MSc Programme in Mathematics

Content

The aim of this course is to discover some techniques for
proving that a number is transcendental. The course will start from
simple and very classical examples (Pi, e, Zeta(2), etc) and will move
on to more recent results, including theorems of Gelfond, Schneider,
Lang, Mahler, Beukers, Rivoal.

Learning Outcome

Knowledge: The student should be familiar with the main results of the 
topics of the course.
Skills: At the end of the course the student is expected to be able to follow
and reproduce arguments at a high, abstract level corresponding to the
contents of the course.
Competences: The student should be able to apply the theory to solve 
problems of moderate difficulty within the topics of the course. In 
particular decide whether a number is transcendental or not using a 
combination of different results from the course.

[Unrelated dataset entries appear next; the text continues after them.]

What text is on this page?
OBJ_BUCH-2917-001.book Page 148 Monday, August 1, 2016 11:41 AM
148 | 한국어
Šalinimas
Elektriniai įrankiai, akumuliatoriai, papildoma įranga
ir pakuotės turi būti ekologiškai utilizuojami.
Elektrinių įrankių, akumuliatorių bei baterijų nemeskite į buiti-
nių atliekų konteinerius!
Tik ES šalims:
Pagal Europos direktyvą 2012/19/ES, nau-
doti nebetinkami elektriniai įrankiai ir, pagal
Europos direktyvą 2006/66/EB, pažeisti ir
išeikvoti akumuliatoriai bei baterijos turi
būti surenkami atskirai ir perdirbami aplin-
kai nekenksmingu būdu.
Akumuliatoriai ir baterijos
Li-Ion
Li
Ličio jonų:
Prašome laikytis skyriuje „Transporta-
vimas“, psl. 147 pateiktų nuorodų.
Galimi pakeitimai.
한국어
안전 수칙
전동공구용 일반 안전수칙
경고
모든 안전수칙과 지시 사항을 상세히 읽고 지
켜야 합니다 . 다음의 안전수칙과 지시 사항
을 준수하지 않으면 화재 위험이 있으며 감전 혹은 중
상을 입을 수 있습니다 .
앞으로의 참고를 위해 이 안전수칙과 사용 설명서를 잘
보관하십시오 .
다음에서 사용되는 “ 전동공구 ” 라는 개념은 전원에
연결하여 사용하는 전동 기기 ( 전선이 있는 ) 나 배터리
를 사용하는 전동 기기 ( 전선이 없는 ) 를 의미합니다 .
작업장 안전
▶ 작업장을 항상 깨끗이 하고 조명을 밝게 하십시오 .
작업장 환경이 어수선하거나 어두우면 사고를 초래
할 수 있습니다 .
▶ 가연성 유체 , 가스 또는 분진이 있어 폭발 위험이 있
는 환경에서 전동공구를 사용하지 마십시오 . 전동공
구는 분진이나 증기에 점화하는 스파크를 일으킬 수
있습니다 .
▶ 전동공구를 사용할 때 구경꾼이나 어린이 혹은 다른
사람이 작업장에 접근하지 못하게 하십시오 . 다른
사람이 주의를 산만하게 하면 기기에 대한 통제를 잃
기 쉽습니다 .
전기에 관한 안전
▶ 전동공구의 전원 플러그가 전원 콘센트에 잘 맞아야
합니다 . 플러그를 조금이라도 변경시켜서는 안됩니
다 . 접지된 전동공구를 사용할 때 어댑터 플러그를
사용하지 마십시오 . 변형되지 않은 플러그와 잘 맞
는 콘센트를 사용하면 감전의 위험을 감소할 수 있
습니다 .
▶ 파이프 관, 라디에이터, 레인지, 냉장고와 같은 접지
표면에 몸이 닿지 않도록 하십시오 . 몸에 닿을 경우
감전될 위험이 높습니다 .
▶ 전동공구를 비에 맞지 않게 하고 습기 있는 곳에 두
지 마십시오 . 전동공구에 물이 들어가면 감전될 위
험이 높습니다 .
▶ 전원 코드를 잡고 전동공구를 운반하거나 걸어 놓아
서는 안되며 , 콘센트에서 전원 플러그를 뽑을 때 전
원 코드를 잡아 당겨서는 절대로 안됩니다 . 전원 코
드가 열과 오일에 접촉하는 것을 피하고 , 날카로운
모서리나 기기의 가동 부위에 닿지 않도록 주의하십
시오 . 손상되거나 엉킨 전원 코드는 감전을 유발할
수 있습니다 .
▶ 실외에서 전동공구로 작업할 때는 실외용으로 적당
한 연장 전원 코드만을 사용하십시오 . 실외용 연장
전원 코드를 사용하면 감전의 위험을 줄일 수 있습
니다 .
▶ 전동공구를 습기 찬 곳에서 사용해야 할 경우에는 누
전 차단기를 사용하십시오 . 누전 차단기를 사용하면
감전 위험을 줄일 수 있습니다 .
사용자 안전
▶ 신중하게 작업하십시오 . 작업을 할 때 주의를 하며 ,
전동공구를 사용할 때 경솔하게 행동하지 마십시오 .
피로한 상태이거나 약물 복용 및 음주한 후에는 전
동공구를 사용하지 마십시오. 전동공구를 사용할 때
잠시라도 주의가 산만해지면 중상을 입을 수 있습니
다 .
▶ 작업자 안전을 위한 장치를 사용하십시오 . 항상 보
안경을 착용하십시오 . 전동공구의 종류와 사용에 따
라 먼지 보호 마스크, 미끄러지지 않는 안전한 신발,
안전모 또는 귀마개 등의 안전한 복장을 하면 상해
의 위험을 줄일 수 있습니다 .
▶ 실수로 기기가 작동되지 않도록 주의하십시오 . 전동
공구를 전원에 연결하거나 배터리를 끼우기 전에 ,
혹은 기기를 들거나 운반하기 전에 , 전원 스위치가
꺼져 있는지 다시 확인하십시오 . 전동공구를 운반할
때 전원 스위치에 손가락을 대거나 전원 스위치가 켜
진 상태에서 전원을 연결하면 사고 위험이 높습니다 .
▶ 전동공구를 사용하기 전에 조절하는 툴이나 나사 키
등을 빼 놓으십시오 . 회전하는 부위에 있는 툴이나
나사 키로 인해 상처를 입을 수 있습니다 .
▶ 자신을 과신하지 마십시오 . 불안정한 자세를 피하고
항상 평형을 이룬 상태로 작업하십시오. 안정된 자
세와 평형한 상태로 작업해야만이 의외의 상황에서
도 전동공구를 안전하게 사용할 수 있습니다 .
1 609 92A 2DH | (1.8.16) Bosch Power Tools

Algebra 3 or a similar course is an advantage
6 hours of lectures and 2 hours of tutorials each week for 7 weeks
  • Category
  • Hours
  • Exam
  • 2
  • Exercises
  • 14
  • Lectures
  • 42
  • Preparation
  • 148
  • Total
  • 206
Credit
7,5 ECTS
Type of assessment
Written examination, 2 hours under invigilation
Continuous assessment
Two assignments counts each 10% and a final written exam counts the remaining 80% of the grade
Aid
All aids allowed

NB: If the exam is held at the ITX, the ITX will provide computers. Private computer, tablet or mobile phone CANNOT be brought along to the exam. Books and notes should be brought on paper or saved on a USB key.

Marking scale
7-point grading scale
Censorship form
No external censorship
One internal examiner.
Re-exam

Resubmission of failed assignments (no later than two weeks before the beginning of the re-exam week) and a 30-minutes oral exam with several internal examiners. The oral exam will be with preparation time during which all aids are allowed. During the examination no aids are allowed.

Criteria for exam assesment

The student must in a satisfactory way demonstrate that he/she has mastered the learning outcome of the course.